05 with new management teams and new optimism.
In between, there was plenty of drama as the strategies revealed themselves.
Pathmark encountered difficultly keeping profits up in 2004 amid commodity cost inflation and aggressive pricing by competitors. By year-end, the company was for sale, hoping to attract bidders on the basis of productive, well-located stores.
That very combination appealed to Yucaipa Cos., the Los Angeles-based private investors headed by Ron Burkle, who said he envisioned a patched-up Pathmark as an agent for consolidation in the Northeast. In the 1990s, Yucaipa performed a similar roll-up on the West Coast, collecting companies including Ralphs, Smith's Food and Drug, and numerous others, culminating in the $13 billion Kroger-Fred Meyer mega-merger in 1999.
Yucaipa played an aggressive role in the Pathmark bidding process, offering to improve an initial bid in exchange for an exclusive period of negotiation during which it convinced Pathmark's directors to approve a deal calling for a $150 million investment for a 40% stake and a five-year management service contract. But at least one jilted suitor wouldn't go away quietly, forcing Yucaipa's bid to withstand several counteroffers and the scrutiny of a proxy service report urging shareholders to reject the deal.
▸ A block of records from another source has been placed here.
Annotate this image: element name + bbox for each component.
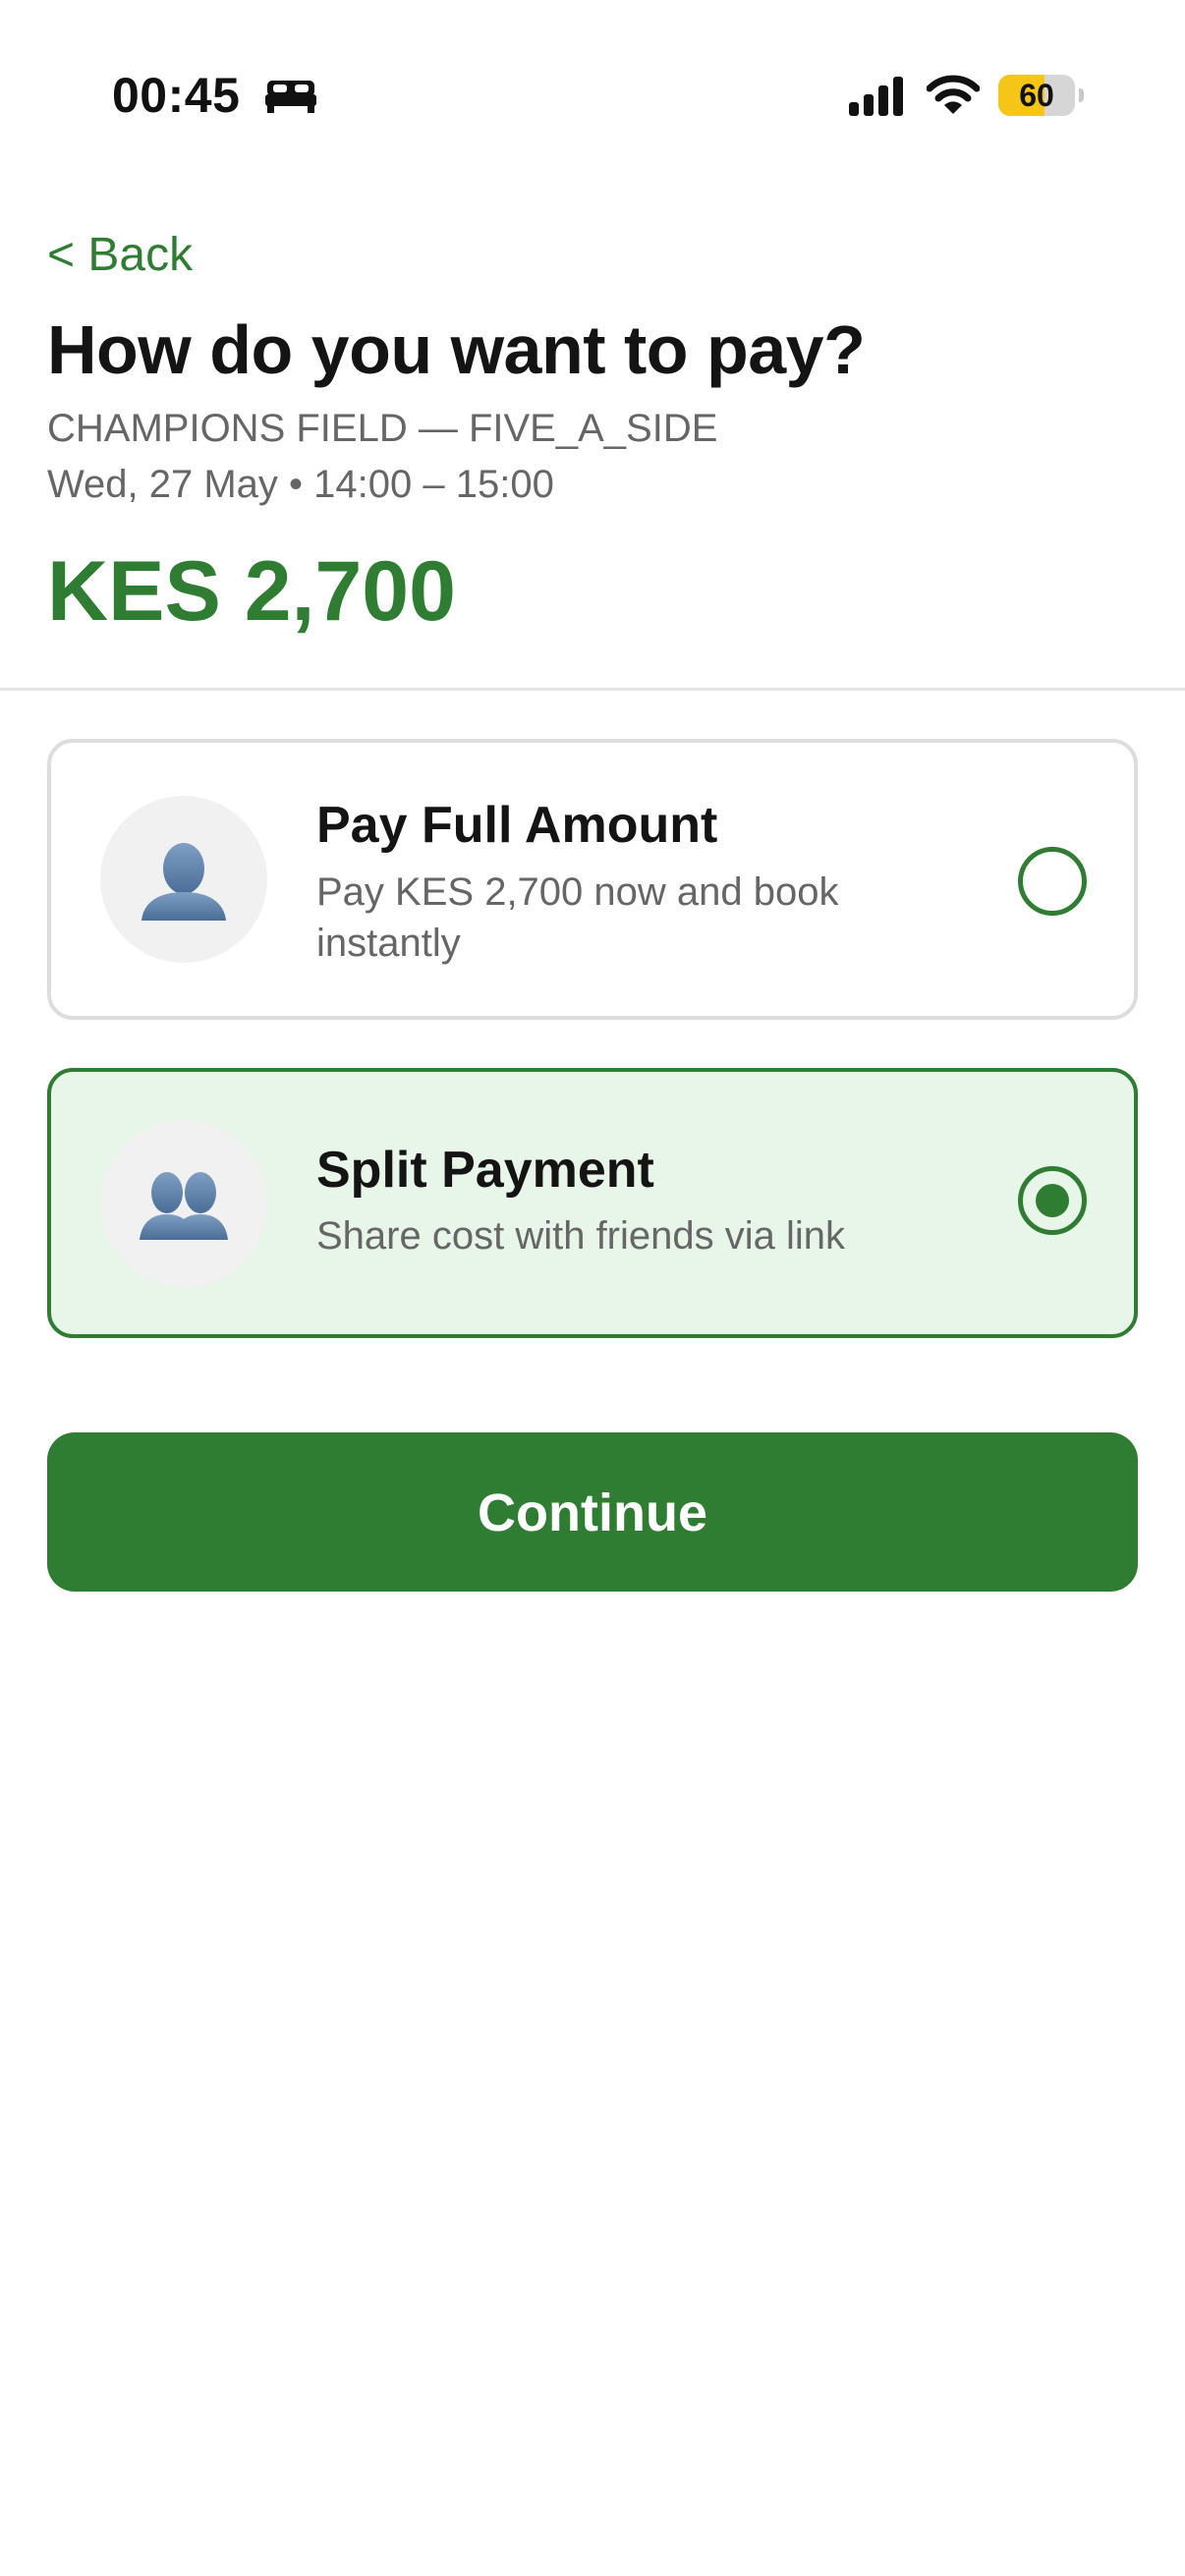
battery-icon: 60 bbox=[998, 75, 1084, 116]
two-people-icon bbox=[100, 1120, 267, 1287]
venue-name: CHAMPIONS FIELD — FIVE_A_SIDE bbox=[47, 407, 718, 450]
pay-full-option[interactable]: Pay Full Amount Pay KES 2,700 now and bo… bbox=[47, 739, 1138, 1020]
single-person-icon bbox=[100, 796, 267, 963]
option-title: Split Payment bbox=[316, 1142, 654, 1199]
continue-button[interactable]: Continue bbox=[47, 1432, 1138, 1592]
booking-slot: Wed, 27 May • 14:00 – 15:00 bbox=[47, 463, 554, 506]
option-description: Pay KES 2,700 now and book instantly bbox=[316, 870, 839, 965]
page-title: How do you want to pay? bbox=[47, 311, 866, 388]
radio-selected-dot bbox=[1036, 1184, 1069, 1217]
divider bbox=[0, 688, 1185, 691]
wifi-icon bbox=[926, 73, 981, 121]
signal-icon bbox=[849, 77, 908, 121]
status-time: 00:45 bbox=[112, 68, 241, 123]
battery-level: 60 bbox=[1019, 78, 1054, 113]
split-payment-option[interactable]: Split Payment Share cost with friends vi… bbox=[47, 1068, 1138, 1338]
back-button[interactable]: < Back bbox=[47, 228, 193, 282]
option-title: Pay Full Amount bbox=[316, 797, 718, 854]
radio-pay-full[interactable] bbox=[1018, 847, 1087, 916]
status-bar: 00:45 60 bbox=[0, 0, 1185, 196]
total-amount: KES 2,700 bbox=[47, 544, 456, 639]
bed-icon bbox=[265, 77, 316, 119]
option-description: Share cost with friends via link bbox=[316, 1214, 846, 1258]
radio-split-payment[interactable] bbox=[1018, 1166, 1087, 1235]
Shareholders, however, approved the deal in June, and Yucaipa summarily went to work. A new chief executive officer, John Standley, and several new board members were named. Stores by year-end featured new merchandise sets, larger produce sections and other changes as Yucaipa attacked the "low-hanging fruit," as a first step in a strategy to raise earnings before interest taxes, depreciation and amortization (EBITDA) from $138 million to $200 million by 2008.
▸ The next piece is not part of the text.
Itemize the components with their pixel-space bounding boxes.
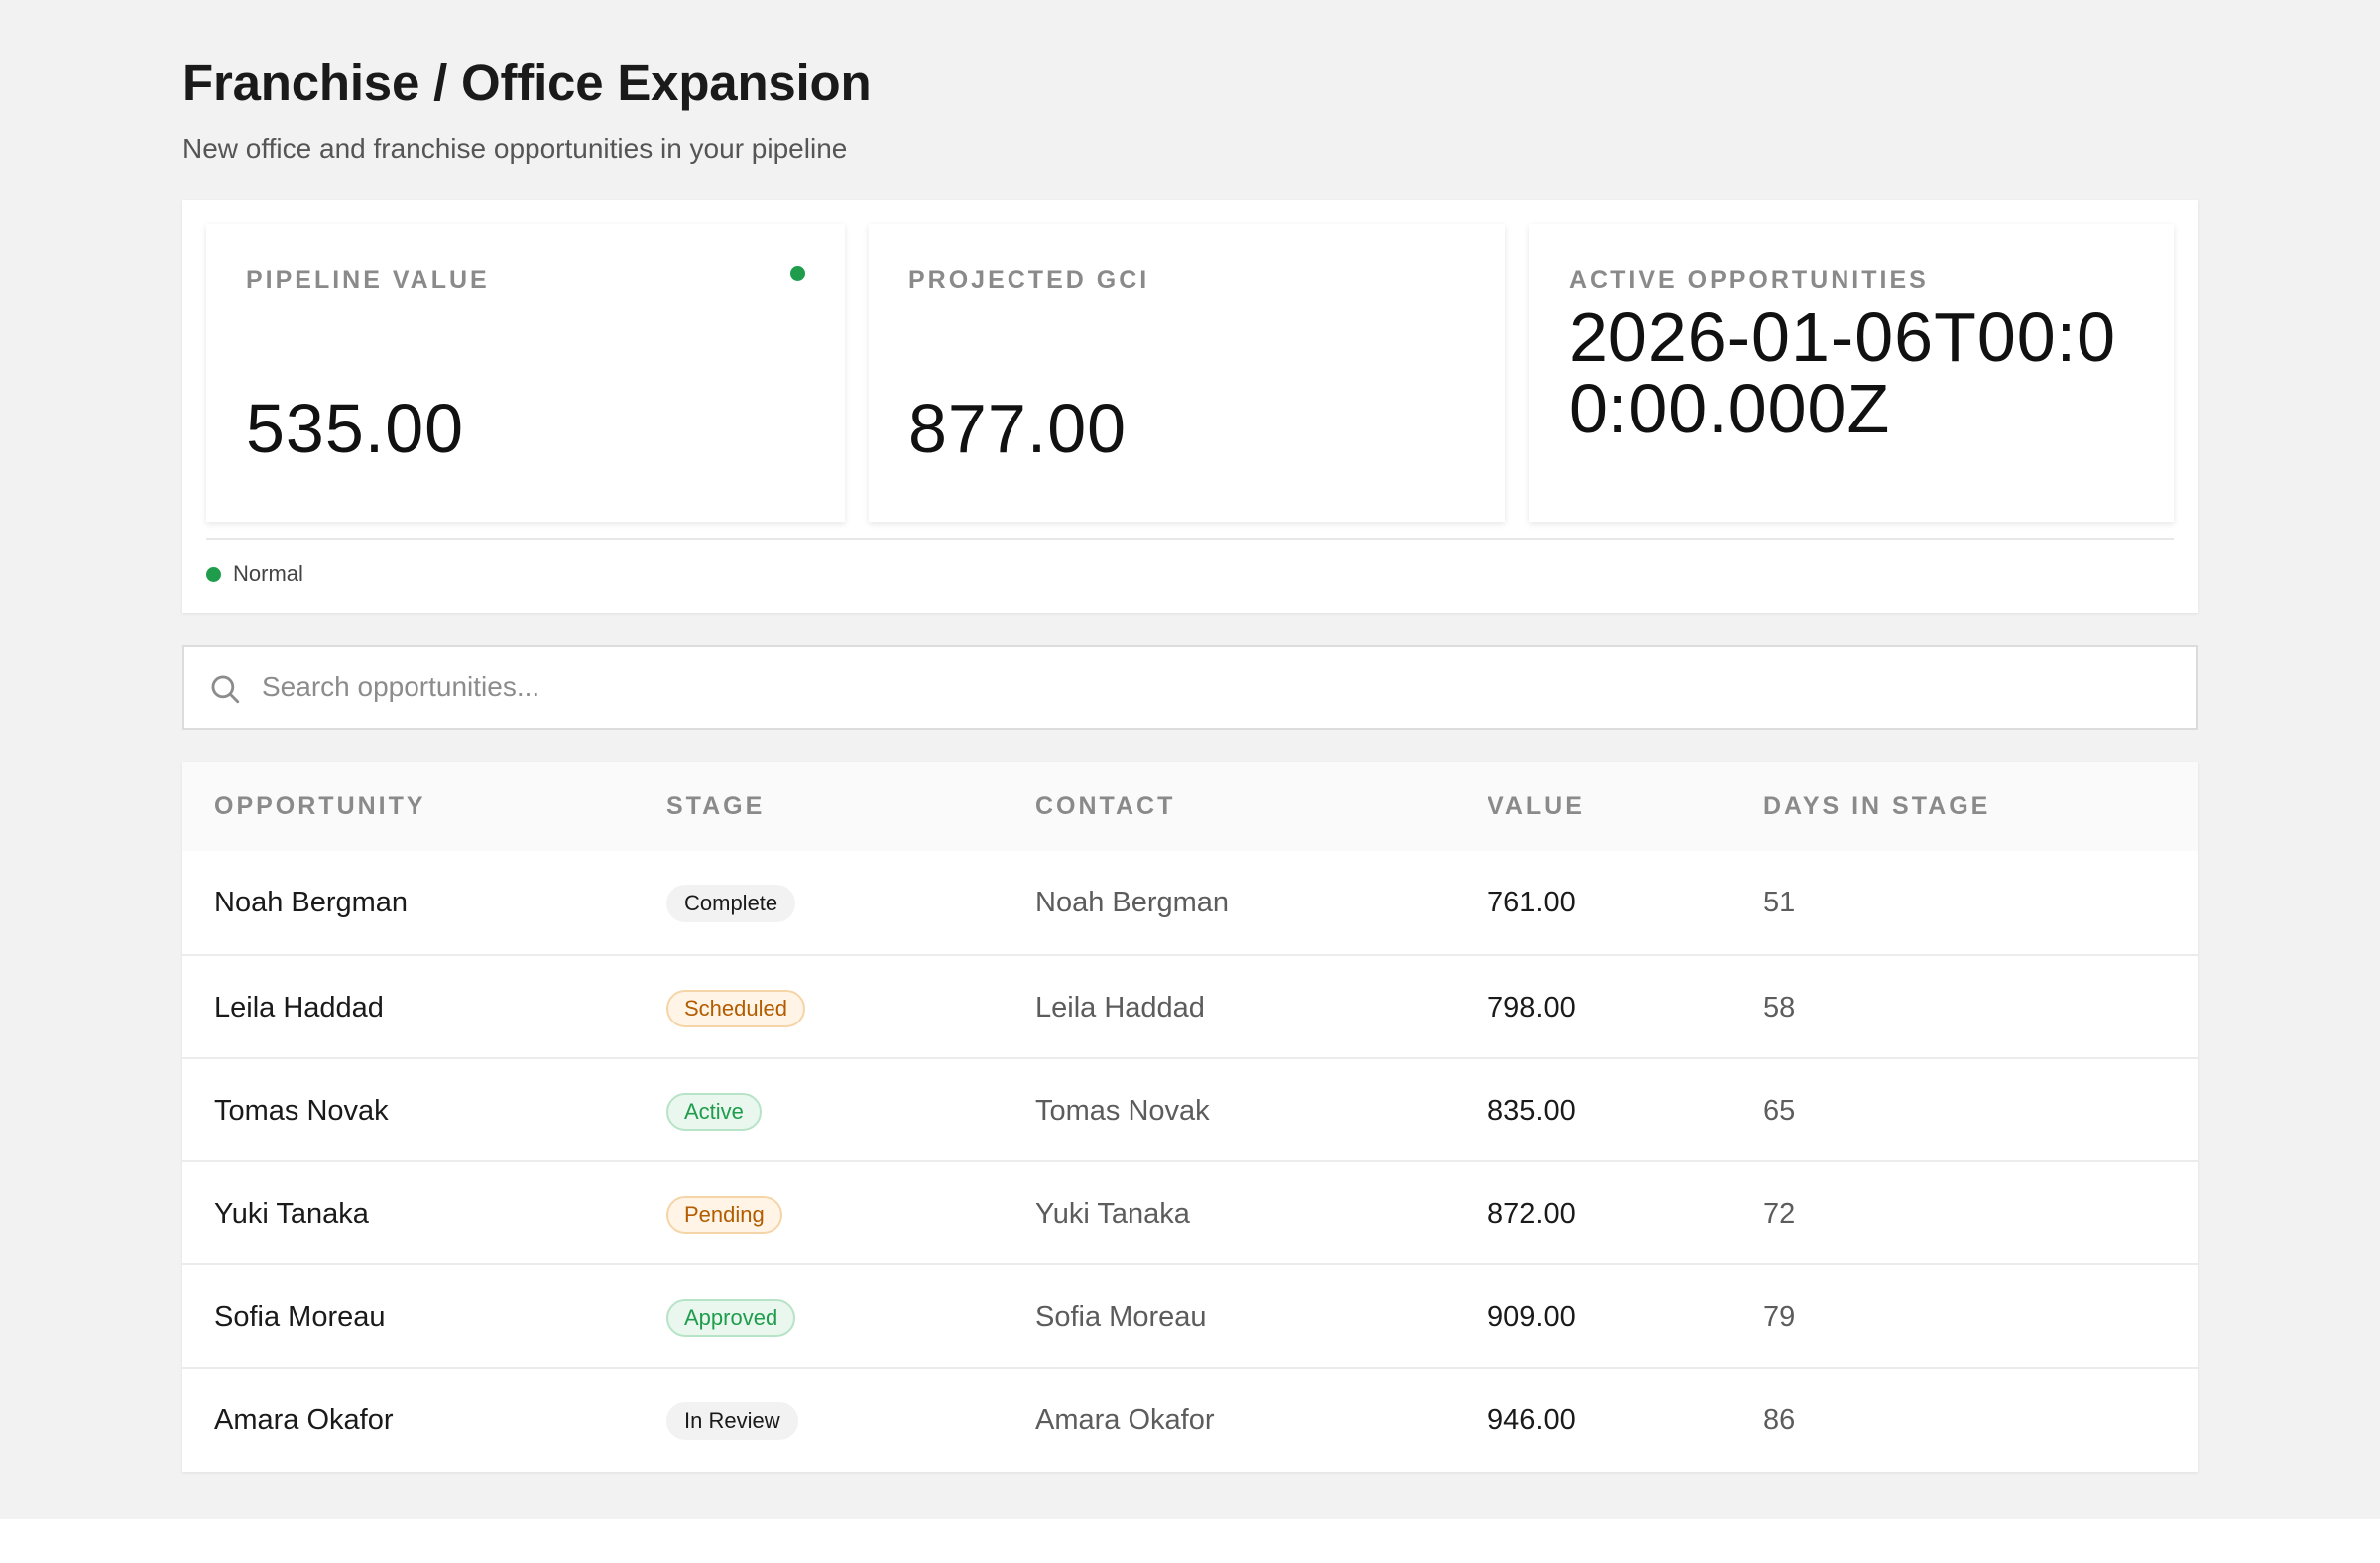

Though suffering some of the same competitive and cash pressures as Pathmark, A&P saw a different solution: A plan to retire its debt through the sacrifice of its lucrative Canadian division, and a replication of Canada's successful merchandising strategies in the U.S.
As laid out by A&P executives in May, the strategic plan would include sales of divisions in Detroit and Canada; cost savings through distribution and administrative restructuring; and improved sales and market share through store remodels that would have the "new A&P" turning a profit by the end of fiscal 2006.
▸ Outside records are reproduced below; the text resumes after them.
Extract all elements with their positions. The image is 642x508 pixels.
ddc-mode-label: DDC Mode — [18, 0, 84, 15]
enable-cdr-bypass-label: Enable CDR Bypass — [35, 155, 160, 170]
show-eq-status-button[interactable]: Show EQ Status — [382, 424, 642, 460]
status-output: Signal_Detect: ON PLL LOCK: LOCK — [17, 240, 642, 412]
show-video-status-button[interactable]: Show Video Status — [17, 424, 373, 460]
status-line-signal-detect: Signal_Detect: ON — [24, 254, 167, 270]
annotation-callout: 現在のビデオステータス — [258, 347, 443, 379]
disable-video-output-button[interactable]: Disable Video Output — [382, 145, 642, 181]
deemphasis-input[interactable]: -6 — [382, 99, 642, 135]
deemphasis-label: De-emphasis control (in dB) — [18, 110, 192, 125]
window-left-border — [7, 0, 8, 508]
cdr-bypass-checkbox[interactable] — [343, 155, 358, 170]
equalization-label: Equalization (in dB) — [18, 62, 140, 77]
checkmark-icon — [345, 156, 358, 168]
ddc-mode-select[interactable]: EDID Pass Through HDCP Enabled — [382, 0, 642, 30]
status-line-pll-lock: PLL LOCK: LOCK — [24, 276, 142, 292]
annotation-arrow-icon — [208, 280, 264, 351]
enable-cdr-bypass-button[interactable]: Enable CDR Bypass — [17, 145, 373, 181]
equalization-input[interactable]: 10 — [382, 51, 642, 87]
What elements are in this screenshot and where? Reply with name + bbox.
By year-end all but the sale of the Farmer Jack division in Detroit would be under way or complete. That division, responsible for $20 million in EBITDA losses in fiscal 2004, saw several rounds of store closures and several attempts at a labor contract renegotiation in anticipation of a sale. However, a potential deal to sell the units, reportedly to Grand Rapids, Mich.-based Spartan Stores, fell apart and A&P agreed to continue running the stores, at least for now.
The sale of Canada was a considerably more successful endeavor for A&P, ultimately drawing a winning bid from Metro worth $1.475 billion, including nearly $1 billion in cash and a 15% stake in the Montreal-based operator. Shortly after this deal was announced in July, A&P also named a slew of new officers, including Eric Claus as chief executive. He formerly served as president of A&P Canada and pioneered the "two-tier" retail merchandising strategy that A&P had begun applying at its U.S. stores.
This strategy involved converting A&P's conventional stores to either a "fresh box," featuring expanded perishables or extreme value stores. Claus vowed to refine those strategies and to attack costs "with a vengeance."
Analysts observing the metamorphoses of the longtime competitors by year-end were imagining them as potential future partners in a Northeast market transformed from a "fragmented mess," where profits were hard to come by to something else entirely.